Virus-like particles are non-infectious, but their structural and immunological properties are scarcely different from those of real viruses and therefore, as compared to conventional antigens, produce strong immune responses.
Low immunogenic peptides can be combined with the viral envelope protein by cloning the corresponding DNA sequences. Furthermore, the virus-like particles required for the immunization are expressed in E. coli and purified. This results in chimeric virus-like particles which are capable of triggering an immune response against the normally low immunogenic peptide. The use of chimeric virus-like particles allows the induction of a very fast and specific immune response, which can even dispense the addition of adjuvants.
Moreover, immunization with virus-like particles can induce rare antibody classes because virus-like particles can be used for intraperitoneal and intrarectal immunization, which promotes e.g. the release of immunoglobulin A.
An immunization strategy using a bead-based system has the potential to induce an immune response in vitro against low molecular weight and low immunogenic antigens regardless of large carrier proteins. The use of large carrier proteins is often accompanied by a high immune response to the carrier proteins or cross-reactivities of the specific antibodies with the proteins. The development of a bead-based system begins with the optimization of the used beads and the reception into the immune cells. Further developmental steps involve the loading of the beads with antigens and the induction of immune responses against the antigens.
Monoclonal antibodies are usually generated using hybridoma technology. The identification and establishment of the desired antigen-specific hybridoma cells within the heterogeneous cell pool is still difficult and time-consuming. This project aims to validate a marker system for antigen-specific hybridoma cells based on a novel transgenic myeloma cell line.

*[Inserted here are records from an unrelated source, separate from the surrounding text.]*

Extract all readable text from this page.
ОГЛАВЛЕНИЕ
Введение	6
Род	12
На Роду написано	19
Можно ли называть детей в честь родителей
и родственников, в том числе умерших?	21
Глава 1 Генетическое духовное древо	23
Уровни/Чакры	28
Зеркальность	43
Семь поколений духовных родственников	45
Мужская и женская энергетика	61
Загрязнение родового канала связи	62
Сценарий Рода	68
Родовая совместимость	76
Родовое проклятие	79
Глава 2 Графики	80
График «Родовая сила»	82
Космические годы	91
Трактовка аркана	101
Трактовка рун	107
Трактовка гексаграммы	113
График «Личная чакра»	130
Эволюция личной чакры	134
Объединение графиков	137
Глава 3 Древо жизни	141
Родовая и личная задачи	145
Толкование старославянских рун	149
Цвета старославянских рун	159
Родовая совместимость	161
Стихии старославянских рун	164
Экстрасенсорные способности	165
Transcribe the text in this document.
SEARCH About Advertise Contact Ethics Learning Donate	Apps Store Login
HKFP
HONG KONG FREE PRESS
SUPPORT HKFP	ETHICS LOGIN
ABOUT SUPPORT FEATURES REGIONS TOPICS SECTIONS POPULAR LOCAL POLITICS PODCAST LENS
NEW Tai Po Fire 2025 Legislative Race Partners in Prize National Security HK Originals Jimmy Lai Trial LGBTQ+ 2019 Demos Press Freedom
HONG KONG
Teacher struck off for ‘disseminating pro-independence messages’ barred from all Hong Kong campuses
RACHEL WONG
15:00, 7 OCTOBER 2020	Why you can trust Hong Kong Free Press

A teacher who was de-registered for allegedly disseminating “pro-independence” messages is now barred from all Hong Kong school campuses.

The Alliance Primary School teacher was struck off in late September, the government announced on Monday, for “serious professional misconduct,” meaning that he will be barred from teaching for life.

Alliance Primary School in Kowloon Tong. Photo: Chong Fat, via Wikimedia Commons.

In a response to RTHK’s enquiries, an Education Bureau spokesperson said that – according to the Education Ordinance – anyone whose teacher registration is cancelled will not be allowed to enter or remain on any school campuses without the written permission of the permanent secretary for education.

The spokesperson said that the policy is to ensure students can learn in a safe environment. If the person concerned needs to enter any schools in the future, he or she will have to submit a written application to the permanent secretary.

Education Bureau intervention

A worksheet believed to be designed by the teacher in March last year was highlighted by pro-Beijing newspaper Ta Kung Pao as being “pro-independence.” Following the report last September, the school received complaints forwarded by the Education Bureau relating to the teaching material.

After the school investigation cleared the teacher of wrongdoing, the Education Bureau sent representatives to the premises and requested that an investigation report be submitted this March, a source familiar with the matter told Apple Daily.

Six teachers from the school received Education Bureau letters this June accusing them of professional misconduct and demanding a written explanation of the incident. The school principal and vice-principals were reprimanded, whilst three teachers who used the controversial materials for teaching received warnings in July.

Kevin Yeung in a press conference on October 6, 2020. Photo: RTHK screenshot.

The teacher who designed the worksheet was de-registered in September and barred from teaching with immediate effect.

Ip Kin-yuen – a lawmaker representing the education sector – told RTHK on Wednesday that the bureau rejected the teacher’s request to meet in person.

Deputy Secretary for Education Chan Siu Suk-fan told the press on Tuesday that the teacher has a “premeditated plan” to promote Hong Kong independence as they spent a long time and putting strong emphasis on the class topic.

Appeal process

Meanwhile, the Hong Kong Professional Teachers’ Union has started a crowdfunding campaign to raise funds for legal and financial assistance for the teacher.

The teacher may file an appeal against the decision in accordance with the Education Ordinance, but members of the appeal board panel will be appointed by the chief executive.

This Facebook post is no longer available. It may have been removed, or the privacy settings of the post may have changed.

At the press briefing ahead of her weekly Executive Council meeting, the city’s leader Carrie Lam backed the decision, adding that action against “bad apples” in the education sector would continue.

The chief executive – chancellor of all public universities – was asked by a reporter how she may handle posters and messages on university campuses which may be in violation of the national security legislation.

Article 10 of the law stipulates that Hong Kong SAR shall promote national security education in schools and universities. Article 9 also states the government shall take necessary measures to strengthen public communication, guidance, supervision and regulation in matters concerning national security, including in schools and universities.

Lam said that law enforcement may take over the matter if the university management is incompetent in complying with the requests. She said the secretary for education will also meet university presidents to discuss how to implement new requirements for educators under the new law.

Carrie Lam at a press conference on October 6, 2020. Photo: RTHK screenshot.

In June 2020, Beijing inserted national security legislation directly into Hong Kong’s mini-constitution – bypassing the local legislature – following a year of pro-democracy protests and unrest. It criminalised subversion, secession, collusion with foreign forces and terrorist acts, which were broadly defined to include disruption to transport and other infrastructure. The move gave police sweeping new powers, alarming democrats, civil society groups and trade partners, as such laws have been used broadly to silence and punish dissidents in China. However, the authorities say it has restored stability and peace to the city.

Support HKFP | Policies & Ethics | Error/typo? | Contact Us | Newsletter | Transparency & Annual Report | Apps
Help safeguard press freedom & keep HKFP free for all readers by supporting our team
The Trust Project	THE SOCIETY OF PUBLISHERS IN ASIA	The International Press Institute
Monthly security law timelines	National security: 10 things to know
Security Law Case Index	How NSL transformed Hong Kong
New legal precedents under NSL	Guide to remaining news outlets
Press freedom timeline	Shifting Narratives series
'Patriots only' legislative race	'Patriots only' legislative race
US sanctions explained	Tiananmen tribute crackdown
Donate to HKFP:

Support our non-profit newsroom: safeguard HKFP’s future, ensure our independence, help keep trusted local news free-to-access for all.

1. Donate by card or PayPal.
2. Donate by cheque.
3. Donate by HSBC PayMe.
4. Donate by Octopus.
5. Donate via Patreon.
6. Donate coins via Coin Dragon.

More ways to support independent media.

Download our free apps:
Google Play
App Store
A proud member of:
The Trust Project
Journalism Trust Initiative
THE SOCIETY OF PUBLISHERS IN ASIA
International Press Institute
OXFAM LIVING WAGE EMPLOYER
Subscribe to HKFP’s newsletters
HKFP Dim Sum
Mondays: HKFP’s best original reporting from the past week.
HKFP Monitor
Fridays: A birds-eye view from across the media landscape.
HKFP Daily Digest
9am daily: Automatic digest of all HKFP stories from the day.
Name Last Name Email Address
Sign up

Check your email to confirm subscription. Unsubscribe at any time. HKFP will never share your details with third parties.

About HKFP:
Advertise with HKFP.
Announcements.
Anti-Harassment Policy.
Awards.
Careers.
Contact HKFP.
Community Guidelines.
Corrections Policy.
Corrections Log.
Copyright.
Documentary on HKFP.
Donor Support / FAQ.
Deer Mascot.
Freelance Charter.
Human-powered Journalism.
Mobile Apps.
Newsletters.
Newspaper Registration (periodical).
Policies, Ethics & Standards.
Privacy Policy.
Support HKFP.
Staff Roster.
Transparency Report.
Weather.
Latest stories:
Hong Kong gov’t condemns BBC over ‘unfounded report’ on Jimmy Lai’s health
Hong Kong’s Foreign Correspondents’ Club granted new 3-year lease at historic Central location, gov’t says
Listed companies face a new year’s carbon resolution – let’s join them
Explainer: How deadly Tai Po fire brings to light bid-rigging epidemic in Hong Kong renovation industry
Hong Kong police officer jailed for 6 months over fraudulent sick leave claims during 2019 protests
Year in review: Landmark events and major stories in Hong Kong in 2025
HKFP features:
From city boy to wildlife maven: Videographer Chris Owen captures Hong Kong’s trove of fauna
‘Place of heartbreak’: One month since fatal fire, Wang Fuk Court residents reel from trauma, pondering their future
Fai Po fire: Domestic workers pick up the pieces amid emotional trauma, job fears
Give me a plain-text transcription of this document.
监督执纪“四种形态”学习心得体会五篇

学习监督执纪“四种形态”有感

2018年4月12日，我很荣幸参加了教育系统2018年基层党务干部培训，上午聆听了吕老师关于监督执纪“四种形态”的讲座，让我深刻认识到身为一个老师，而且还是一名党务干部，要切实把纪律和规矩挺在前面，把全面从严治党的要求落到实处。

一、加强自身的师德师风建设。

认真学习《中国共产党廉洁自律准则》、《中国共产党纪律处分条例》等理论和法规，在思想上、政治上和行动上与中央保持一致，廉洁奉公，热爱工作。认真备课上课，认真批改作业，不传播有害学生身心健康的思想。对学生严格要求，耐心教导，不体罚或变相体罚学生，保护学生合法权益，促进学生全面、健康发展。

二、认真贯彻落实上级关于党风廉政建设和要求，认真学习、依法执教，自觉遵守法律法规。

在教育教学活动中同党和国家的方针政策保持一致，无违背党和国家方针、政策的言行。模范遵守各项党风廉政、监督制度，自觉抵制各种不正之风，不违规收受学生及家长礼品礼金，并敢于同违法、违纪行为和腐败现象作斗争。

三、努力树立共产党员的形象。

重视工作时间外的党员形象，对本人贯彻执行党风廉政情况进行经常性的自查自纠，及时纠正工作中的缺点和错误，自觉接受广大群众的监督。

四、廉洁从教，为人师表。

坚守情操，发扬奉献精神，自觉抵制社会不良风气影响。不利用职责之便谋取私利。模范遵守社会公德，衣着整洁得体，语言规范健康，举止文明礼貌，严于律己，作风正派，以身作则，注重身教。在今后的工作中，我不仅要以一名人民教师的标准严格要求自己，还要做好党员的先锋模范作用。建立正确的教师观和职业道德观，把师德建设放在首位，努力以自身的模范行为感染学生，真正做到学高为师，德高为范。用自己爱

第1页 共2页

By the use of artificial cell surface markers, the antibody-producing hybridoma cells are modified. This results in a direct connection between the antibody phenotype and the genotype of the hybridoma cell. Thus, hybridoma cells which produce the desired antibodies can be enriched from a heterogeneous cell pool by MACS or FACS technology in an extremely efficient and time-saving manner.
The technology was patented (WO2015161835 A1) by the Spin-off company new/era/mabs GmbH which is funded by Prof. Dr. Katja Hanack and Dr. Pamela Holzlöhner itself.